When they were doctoral students, Aguayo and Arora initially installed the roof coating on the agribusiness center at the Polytechnic campus. Internal thermostats on both coated and uncoated portions of the building have been providing comparative monitoring for five years. While energy use was not tracked for that project, the results were impressive enough to bring SRP into the next phase of testing.
Currently, EnKoat is focused on coatings for flat and low-slope roofs, but they are investigating the development of a spray-on product for vertical surfaces. “This would be for a prefab wall inside a factory,” Arora says.
One recent application was for a chilled drinking fountain for the city of Phoenix. IntelliKoat was applied on one of two fountains as a test for future cooling fountain treatments. According to the city, the treatment did lower the temperature.
Arora and Aguayo have an ongoing research partnership and funding for which they are using ASU facilities. “They have grants from federal agencies, collaborations with industrial partners and a contract with a company that is manufacturing the coatings at scale,” Neithalath says.

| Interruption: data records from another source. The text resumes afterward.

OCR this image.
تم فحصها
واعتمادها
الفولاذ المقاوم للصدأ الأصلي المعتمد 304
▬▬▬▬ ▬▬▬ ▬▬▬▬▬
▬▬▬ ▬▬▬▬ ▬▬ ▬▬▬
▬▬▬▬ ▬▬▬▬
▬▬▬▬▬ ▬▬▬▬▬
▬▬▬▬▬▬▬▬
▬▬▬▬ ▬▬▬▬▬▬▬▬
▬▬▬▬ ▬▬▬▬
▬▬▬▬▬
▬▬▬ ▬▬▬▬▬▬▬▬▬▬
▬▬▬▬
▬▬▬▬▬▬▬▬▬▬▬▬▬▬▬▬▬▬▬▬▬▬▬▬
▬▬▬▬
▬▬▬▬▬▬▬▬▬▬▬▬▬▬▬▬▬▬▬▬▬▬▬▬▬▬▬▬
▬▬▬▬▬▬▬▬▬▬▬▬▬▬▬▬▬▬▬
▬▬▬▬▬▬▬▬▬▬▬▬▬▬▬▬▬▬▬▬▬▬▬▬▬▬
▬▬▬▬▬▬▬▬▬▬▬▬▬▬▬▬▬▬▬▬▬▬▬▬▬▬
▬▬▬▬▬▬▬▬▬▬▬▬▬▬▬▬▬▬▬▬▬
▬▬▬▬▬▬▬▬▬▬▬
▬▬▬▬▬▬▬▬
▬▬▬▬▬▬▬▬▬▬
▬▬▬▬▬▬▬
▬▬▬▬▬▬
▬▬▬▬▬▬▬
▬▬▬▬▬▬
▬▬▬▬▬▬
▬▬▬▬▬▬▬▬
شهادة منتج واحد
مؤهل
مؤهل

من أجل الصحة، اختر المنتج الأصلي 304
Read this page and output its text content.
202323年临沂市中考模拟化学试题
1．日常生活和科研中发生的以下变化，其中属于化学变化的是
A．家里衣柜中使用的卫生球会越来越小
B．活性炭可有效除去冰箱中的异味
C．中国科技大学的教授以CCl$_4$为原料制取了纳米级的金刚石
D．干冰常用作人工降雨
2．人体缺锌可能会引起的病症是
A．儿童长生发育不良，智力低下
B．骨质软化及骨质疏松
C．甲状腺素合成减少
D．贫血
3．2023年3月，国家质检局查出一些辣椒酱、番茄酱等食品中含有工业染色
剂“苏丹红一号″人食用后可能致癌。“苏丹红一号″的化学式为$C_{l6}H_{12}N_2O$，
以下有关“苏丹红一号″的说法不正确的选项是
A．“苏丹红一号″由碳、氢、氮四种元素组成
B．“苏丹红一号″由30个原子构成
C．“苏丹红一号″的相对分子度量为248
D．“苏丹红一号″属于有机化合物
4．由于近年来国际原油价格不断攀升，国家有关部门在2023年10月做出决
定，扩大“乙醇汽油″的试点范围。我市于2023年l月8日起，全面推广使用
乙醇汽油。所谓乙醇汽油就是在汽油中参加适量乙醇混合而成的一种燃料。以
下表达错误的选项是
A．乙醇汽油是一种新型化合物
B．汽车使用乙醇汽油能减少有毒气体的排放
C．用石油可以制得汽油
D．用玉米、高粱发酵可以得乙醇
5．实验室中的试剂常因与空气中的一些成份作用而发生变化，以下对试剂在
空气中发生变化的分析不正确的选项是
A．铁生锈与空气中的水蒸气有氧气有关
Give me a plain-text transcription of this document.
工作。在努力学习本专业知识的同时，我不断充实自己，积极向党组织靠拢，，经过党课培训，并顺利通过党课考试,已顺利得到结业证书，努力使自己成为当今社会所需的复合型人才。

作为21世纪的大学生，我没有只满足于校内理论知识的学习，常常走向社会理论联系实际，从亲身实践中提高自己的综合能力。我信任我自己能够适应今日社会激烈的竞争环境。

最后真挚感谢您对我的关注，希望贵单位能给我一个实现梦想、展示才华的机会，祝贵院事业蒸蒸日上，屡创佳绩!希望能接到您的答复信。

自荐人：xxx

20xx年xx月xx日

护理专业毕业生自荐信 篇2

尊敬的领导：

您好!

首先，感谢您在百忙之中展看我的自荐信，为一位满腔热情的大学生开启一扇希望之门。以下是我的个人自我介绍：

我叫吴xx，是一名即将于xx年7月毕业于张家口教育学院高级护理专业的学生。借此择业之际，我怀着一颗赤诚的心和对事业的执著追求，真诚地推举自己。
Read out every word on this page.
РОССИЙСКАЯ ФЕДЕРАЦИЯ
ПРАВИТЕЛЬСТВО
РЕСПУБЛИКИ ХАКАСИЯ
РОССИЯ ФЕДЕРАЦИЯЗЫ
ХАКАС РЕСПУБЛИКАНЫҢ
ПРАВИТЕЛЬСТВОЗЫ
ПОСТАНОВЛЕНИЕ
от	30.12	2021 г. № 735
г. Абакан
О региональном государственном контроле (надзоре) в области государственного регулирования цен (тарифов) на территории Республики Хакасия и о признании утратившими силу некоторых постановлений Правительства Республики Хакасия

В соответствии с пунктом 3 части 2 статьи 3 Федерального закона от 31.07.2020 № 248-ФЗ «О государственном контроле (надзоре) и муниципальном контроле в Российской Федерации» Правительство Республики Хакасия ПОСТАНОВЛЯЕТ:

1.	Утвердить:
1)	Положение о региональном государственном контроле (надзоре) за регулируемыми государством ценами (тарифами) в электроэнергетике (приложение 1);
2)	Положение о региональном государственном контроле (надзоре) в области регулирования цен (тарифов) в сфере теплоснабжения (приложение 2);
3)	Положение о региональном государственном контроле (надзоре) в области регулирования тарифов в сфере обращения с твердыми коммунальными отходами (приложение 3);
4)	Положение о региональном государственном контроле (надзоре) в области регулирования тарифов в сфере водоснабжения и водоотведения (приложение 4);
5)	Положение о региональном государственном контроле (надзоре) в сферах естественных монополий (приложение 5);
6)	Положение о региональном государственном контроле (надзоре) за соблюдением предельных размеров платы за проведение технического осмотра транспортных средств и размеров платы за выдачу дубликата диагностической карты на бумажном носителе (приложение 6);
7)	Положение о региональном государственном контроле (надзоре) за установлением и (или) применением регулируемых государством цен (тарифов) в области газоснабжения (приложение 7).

Ultimately, the team hopes to create partnerships with manufacturers, distributors, contractors, and building owners throughout the country. According to ASU, being able to provide utility service providers and energy companies with a cost-effective and scalable solution to manage peak demands on the power grid is especially important given the increased demand from electric vehicles and artificial intelligence (AI) technologies.
“Our IntelliKoat system allows us to create next-generation solutions to decarbonize the built environment, not only here in the Southwest but globally,” Aguayo concludes.
“It also will potentially provide custom rebate solutions for SRP customers and serve as a tool to educate the industry as a whole… as to how these new technologies are able to both improve energy efficiency and reduce load demand on the power grid,” Matthew Aguayo adds.